A movement near the back of the house caught Omri’s eye. It was his mother, coming out to hang up some wet clothes. He thought she moved as if she were tired and fed up. She stood for a moment on the back balcony, looking at the sky. Then she sighed and began pegging the clothes to the line.

On impulse Omri got up and went over to her.

“You—you haven’t found anything of mine, have you?” he asked.

“No—I don’t think so. What have you lost?”

But Omri was too ashamed to admit he’d lost the key she’d told him to be so careful of. “Oh nothing much,” he said.

He went back to Patrick, who was showing the men an ant. Boone was trying to pat his head, but it wasn’t very responsive.

“Well,” Omri said, “we might as well make the best of things. Why not bring the horses out and give the fellows a ride?”

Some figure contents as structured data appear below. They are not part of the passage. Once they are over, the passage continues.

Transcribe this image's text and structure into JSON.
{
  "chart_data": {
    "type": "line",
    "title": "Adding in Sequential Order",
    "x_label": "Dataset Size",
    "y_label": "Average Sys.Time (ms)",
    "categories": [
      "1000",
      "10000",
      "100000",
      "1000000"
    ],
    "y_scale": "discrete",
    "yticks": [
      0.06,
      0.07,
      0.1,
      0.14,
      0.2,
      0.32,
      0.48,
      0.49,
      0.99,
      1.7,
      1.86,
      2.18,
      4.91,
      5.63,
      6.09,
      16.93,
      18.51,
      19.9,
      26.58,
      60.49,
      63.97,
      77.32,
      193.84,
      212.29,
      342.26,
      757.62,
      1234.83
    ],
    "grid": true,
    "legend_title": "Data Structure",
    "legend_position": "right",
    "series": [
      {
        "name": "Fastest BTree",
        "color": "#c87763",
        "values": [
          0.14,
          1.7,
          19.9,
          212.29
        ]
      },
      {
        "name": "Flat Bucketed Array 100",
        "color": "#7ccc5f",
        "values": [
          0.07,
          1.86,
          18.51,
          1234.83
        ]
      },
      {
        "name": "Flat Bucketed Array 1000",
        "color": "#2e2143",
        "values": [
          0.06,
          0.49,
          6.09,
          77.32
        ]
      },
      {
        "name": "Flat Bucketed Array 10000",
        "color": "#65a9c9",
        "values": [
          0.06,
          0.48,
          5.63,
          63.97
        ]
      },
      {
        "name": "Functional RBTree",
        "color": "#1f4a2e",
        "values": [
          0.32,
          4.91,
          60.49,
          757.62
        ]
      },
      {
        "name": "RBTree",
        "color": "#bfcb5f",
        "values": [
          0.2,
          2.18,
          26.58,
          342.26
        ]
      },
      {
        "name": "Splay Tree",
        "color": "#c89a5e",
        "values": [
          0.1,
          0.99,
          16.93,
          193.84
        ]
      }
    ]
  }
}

This cheered everyone up and Omri ran up and brought the two horses down carefully in an empty box. Next Patrick stamped about two square feet of the lawn hard to give the horses a really good gallop. Quite a large black beetle alighted on the flattened part, and Little Bear shot it dead with an arrow. This cheered him up a bit more (though not much). While the horses grazed the fresh grass, he kept giving great lovesick sighs and Omri knew he was thinking of the woman.

“Maybe you’d rather not stay the night now,” Omri said to Patrick.

“I want to,” said Patrick. “If you don’t mind.”

Omri felt too upset to care one way or the other. When they were called in to supper he noticed that Adiel was trying to be friendly, but Omri wouldn’t speak to him. Afterward Adiel took him aside.